The "d" in Design
The design profession is unlucky. Unlike other professions where practitioners are clearly identifiable, what they do clearly documented and how they do it often a thing of science, design is and has none of those things. Design is like a country that shares borders with an huge number of others - to the point of almost losing it's own identity. Despite this identity loss, however, design also often acts as the central piece that binds everything together. That makes things 'tick'.
Ask anyone what design means and see them raise an eyebrow, then try to articulate a sentence, and then possibly raise their shoulders while skipping an answer altogether. For some, it is about how things look, while for others it is how things work. For some, it is how you experience the world, while for others it is a way of expressing things, personal or professionally. For some managers, design is the lipstick you put on your product before it walks through the door on the way out to the world. For other managers, often called 'visionaries' or 'geniuses', it is the driving force behind the product itself.

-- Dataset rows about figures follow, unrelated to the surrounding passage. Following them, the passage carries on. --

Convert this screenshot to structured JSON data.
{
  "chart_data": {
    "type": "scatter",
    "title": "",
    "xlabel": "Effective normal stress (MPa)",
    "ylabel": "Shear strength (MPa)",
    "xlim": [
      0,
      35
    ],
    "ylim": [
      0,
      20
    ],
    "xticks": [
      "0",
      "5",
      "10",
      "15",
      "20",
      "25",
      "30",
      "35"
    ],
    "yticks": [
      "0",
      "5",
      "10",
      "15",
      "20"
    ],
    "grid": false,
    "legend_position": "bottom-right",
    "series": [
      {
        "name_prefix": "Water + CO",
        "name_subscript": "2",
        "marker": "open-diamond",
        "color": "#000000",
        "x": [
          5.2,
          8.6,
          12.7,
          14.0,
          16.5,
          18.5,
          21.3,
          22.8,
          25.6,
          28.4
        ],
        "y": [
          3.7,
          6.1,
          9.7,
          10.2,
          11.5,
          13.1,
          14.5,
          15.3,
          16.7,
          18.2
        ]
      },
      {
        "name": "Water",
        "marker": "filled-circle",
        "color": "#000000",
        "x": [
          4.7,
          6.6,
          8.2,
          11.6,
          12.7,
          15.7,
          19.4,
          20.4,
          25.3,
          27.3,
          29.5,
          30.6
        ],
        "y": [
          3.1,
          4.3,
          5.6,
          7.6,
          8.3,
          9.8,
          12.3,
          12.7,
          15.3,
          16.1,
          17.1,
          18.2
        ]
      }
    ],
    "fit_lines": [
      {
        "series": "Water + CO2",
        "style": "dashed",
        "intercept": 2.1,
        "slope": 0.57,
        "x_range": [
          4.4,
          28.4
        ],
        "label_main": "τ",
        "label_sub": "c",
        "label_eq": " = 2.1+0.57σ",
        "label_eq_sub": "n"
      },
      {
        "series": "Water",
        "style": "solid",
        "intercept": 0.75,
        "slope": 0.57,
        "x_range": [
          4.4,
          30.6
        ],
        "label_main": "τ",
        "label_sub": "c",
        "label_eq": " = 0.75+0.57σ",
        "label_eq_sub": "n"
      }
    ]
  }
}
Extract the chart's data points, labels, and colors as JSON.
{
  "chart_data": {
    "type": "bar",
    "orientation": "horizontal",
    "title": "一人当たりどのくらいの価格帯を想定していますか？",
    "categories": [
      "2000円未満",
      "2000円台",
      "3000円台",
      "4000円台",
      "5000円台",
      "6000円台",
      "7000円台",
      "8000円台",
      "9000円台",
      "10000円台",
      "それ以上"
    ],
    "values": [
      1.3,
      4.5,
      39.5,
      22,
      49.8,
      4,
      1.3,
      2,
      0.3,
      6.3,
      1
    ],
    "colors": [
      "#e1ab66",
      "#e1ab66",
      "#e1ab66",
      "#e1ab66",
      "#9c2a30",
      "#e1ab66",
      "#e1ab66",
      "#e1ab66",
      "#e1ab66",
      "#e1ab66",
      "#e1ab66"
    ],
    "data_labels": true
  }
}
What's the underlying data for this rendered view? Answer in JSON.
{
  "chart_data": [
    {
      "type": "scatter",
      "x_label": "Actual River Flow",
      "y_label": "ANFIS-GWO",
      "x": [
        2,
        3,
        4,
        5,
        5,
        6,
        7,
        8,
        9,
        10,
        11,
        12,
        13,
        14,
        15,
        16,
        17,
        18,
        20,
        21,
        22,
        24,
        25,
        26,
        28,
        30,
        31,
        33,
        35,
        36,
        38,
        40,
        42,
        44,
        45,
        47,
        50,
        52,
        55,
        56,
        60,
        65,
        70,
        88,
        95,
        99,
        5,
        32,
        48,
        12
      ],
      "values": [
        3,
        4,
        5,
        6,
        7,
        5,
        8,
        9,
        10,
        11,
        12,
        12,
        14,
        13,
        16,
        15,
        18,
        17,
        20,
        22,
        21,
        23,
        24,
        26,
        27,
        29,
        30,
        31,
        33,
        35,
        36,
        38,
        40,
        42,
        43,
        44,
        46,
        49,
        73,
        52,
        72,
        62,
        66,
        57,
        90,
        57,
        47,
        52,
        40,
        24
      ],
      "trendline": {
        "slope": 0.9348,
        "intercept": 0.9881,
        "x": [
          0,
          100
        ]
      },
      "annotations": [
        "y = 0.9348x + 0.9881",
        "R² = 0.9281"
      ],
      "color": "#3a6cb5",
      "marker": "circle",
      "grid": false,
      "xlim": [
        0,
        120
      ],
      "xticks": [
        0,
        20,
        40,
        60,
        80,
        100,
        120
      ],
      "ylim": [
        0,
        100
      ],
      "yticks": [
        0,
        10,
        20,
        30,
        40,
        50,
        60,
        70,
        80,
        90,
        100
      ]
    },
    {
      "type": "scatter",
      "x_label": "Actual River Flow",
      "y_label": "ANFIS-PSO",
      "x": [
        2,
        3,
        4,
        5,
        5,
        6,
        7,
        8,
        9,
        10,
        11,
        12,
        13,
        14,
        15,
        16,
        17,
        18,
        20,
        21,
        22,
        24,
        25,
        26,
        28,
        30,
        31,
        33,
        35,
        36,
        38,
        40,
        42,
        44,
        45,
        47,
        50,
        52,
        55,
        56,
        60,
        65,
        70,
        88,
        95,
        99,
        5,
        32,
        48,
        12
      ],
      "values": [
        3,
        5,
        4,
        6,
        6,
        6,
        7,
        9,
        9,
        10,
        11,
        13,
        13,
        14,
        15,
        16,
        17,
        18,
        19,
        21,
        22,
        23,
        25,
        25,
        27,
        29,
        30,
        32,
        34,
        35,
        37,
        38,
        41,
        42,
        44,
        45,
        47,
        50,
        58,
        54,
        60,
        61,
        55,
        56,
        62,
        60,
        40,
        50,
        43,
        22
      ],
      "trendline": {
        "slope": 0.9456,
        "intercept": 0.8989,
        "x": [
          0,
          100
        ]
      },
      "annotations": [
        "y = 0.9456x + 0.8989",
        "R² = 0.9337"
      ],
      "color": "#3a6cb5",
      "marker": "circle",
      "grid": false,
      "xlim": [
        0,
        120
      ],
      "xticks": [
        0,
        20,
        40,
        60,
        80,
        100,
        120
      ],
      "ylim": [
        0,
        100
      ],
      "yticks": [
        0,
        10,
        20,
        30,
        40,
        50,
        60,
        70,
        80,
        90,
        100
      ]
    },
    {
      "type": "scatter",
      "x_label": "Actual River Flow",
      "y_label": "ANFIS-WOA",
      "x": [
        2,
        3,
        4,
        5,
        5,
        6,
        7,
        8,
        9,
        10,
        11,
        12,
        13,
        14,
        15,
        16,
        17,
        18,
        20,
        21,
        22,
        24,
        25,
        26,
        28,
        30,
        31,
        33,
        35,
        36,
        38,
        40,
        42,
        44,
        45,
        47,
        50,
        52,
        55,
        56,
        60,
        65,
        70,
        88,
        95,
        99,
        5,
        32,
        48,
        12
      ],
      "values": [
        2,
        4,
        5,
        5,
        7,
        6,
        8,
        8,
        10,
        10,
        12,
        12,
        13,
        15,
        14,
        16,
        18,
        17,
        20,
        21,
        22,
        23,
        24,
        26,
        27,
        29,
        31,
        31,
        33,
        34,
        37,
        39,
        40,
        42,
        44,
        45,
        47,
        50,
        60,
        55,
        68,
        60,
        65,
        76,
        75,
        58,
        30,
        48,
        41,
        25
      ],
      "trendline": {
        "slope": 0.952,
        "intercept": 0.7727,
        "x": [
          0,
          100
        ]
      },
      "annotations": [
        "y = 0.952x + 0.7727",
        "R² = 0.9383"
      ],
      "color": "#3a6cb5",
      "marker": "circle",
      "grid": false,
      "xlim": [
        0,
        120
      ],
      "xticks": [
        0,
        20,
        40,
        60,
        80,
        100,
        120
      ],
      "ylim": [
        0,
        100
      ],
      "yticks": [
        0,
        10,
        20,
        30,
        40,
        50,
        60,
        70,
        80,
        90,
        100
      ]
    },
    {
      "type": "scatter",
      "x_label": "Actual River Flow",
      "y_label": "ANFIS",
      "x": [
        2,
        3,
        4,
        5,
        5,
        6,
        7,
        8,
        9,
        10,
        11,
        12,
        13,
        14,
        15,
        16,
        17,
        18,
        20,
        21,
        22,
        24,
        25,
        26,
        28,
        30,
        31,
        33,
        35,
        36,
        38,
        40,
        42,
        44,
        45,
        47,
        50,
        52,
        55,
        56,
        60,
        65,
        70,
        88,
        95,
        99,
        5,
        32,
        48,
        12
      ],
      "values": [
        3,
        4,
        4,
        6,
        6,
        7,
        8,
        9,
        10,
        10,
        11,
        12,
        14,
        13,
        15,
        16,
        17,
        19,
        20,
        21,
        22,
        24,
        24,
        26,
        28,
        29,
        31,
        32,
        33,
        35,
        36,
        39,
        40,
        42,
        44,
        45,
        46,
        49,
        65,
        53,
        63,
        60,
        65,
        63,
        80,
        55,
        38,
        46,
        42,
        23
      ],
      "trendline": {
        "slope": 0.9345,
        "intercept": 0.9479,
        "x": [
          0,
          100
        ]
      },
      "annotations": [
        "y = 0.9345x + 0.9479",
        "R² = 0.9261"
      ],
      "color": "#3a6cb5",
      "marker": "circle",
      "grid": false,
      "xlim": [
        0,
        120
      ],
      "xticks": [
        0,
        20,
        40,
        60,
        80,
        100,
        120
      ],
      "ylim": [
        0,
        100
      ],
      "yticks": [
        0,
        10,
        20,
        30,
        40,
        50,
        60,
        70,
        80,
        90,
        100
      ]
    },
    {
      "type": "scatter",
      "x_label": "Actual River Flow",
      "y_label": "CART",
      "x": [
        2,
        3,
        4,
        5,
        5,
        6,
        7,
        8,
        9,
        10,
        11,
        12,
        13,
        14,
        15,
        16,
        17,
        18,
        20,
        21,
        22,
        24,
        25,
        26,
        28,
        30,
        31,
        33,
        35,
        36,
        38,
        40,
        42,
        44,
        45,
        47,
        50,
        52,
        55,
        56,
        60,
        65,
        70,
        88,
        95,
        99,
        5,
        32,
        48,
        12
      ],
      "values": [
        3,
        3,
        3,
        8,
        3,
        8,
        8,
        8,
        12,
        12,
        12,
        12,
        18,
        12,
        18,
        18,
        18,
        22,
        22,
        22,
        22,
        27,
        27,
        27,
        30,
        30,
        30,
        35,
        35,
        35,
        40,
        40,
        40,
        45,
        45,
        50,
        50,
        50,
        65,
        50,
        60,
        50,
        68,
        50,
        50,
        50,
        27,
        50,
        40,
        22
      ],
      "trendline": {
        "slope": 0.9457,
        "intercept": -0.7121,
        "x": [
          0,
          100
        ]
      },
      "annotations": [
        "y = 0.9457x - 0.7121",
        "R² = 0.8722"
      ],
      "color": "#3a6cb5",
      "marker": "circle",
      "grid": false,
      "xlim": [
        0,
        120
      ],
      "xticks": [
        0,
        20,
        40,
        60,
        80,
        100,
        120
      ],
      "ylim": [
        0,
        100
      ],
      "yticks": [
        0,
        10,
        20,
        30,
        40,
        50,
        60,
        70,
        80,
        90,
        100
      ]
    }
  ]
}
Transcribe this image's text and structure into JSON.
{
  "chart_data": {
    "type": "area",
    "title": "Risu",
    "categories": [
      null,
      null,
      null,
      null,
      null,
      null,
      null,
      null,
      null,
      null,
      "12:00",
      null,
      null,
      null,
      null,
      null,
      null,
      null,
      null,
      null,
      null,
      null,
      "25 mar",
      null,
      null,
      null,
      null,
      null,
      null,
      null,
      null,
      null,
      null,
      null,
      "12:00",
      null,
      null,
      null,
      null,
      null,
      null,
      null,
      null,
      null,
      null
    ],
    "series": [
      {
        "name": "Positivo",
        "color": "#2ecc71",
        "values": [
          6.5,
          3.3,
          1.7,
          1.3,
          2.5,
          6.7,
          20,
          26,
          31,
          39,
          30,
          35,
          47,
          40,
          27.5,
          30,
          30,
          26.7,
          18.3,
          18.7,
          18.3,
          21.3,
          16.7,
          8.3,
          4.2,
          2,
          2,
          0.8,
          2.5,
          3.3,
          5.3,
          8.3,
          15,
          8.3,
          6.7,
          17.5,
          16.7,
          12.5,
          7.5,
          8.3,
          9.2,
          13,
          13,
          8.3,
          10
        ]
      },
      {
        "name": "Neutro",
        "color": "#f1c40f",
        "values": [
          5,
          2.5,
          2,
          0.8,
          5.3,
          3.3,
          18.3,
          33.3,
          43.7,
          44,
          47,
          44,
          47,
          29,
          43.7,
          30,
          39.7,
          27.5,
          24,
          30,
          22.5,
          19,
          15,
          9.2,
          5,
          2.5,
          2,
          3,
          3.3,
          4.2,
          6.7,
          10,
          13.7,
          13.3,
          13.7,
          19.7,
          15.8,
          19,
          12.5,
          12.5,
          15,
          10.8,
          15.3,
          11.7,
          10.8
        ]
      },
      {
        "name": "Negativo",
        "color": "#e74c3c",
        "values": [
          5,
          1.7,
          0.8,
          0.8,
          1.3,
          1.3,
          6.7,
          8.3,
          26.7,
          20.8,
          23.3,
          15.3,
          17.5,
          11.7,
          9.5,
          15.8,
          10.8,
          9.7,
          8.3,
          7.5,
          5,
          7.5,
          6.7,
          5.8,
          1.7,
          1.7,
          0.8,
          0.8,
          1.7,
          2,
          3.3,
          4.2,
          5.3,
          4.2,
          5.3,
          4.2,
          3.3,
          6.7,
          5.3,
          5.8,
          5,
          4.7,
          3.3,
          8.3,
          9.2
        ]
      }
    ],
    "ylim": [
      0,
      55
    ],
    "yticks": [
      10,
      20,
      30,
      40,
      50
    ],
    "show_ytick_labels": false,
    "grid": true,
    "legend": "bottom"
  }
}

If you don't think of design with a lower-case 'd', you're not there yet. I've been talking about design in startups a lot recently. The more I talk about it, the more people from all over the design spectrum reach out to me with their thoughts. I often find, however, that a lot of people are still stuck on design as user interface - and while UI is a large component of what it takes to be successful, it is definitely not everything you need. While you do need a "Designer" (mind the capitalization) to make your product pretty, you need a "designer" to guide it. To make meaning out of what you're trying to achieve.
Get a designer with a lower-case 'd' today, and start thinking about design not as the lipstick before release, but the blueprint for your business.